This is the mail archive of the
libc-alpha@sourceware.org
mailing list for the glibc project.
Re: [PATCHv3] powerpc: Fix write-after-destroy in lock elision
- From: Adhemerval Zanella <adhemerval dot zanella at linaro dot org>
- To: Torvald Riegel <triegel at redhat dot com>
- Cc: libc-alpha at sourceware dot org
- Date: Mon, 2 Jan 2017 15:25:02 -0200
- Subject: Re: [PATCHv3] powerpc: Fix write-after-destroy in lock elision
- Authentication-results: sourceware.org; auth=none
- References: <20161212043646.GL10558@vapier.lan> <1482343384-28430-1-git-send-email-tuliom@linux.vnet.ibm.com> <afe9f3de-5d30-7df0-8af0-b120bb7bdad0@linaro.org> <1483377714.13143.99.camel@redhat.com>
On 02/01/2017 15:21, Torvald Riegel wrote:
> On Mon, 2017-01-02 at 15:03 -0200, Adhemerval Zanella wrote:
>> LGTM with a nit only on the comment about the adapt_count decrement in
>> unlock.
>>
>> On 21/12/2016 16:03, Tulio Magno Quites Machado Filho wrote:
>>> From: Rajalakshmi Srinivasaraghavan <raji@linux.vnet.ibm.com>
>>>
>>> Changes since v2:
>>> - Fixed coding style.
>>>
>>> Changes since v1:
>>> - Removed references to data race by the actual error: write-after-destroy.
>>> - Enclosed adapt_count accesses in C11 atomics.
>>>
>>> --- 8< ---
>>>
>>> The update of *adapt_count after the release of the lock causes a race
>>> condition when thread A unlocks, thread B continues and destroys the
>>> mutex, and thread A writes to *adapt_count.
>>
>>
>>>
>>> diff --git a/sysdeps/unix/sysv/linux/powerpc/elision-unlock.c b/sysdeps/unix/sysv/linux/powerpc/elision-unlock.c
>>> index 43c5a67..0e0baf5 100644
>>> --- a/sysdeps/unix/sysv/linux/powerpc/elision-unlock.c
>>> +++ b/sysdeps/unix/sysv/linux/powerpc/elision-unlock.c
>>> @@ -28,13 +28,17 @@ __lll_unlock_elision (int *lock, short *adapt_count, int pshared)
>>> __libc_tend (0);
>>> else
>>> {
>>> - lll_unlock ((*lock), pshared);
>>> -
>>> - /* Update the adapt count AFTER completing the critical section.
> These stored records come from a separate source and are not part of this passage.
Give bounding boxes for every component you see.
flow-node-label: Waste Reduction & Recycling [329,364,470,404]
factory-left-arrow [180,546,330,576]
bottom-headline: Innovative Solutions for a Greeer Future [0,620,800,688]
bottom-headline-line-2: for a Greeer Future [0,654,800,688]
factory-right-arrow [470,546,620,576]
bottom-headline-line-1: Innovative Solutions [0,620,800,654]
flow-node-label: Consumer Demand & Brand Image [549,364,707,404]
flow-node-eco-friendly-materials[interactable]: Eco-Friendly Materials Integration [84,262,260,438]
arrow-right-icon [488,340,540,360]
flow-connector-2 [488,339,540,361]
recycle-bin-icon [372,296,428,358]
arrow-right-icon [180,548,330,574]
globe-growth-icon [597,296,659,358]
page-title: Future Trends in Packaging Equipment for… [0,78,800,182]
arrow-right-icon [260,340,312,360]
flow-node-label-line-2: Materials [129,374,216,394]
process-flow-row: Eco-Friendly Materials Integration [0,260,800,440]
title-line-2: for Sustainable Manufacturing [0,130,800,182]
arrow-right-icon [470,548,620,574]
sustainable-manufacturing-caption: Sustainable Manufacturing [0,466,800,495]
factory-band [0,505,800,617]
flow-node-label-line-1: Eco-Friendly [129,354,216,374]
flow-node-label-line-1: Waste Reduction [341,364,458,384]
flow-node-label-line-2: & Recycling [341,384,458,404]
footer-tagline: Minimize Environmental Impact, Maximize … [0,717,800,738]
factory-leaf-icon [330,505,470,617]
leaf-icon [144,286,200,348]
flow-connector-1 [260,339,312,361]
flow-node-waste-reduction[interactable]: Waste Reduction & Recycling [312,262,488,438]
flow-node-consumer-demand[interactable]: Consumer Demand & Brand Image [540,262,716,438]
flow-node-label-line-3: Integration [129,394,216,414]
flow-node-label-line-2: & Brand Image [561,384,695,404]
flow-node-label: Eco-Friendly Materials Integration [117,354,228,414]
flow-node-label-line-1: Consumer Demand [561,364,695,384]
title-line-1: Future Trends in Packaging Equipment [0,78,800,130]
>>> - Doing this here prevents unneeded stalling when entering
>>> - a critical section. Saving about 8% runtime on P8. */
>>> + /* Update adapt_count in the critical section to prevent a
>>> + write-after-destroy error as mentioned in BZ 20822. The
>>> + following update of adapt_count is clearly contained within
>>> + the critical region of the fall-back lock as it immediately
>>> + precedes the unlock. Attempting to use C11 atomics to access
>>> + adapt_count would be (at minimum) misleading and (at worse) a
>>> + serious error forcing a larx-hit-stcx flush. */
>>> if (*adapt_count > 0)
>>> (*adapt_count)--;
>>
>> I think C11 atomic comment should outline that using atomic_fetch_add_relaxed
>> generates suboptimal code, not misleading, since it generates an atomic sequence
>> using lharx/sthcx. on a transaction region. Something like:
>>
>> /* Update adapt_count in the critical section to prevent a
>> write-after-destroy error as mentioned in BZ 20822. The
>> following update of adapt_count is clearly contained within
>> the critical region of the fall-back lock as it immediately
>> precedes the unlock.
>> Using C11 atomics like atomic_fetch_add_relaxed generates
>> suboptimal code (lharx/sthcx. sequence) where an plain load,
>> update, store is suffice inside a HTM region (the whole
>> idea of using this construction). */
>
> Yes.
>
> For the record, I'm still of the opinion that it should just use atomic
> relaxed MO loads and stores -- simply for consistency and to make future
> transition to C11 atomic types easier.
>
I think it can be changed to:
if (atomic_load_relaxed (adapt_count) > 0)
(*adapt_count)--;
Without performance issues and the comment will outline why not C11 atomic is
not being used in this specific snippet.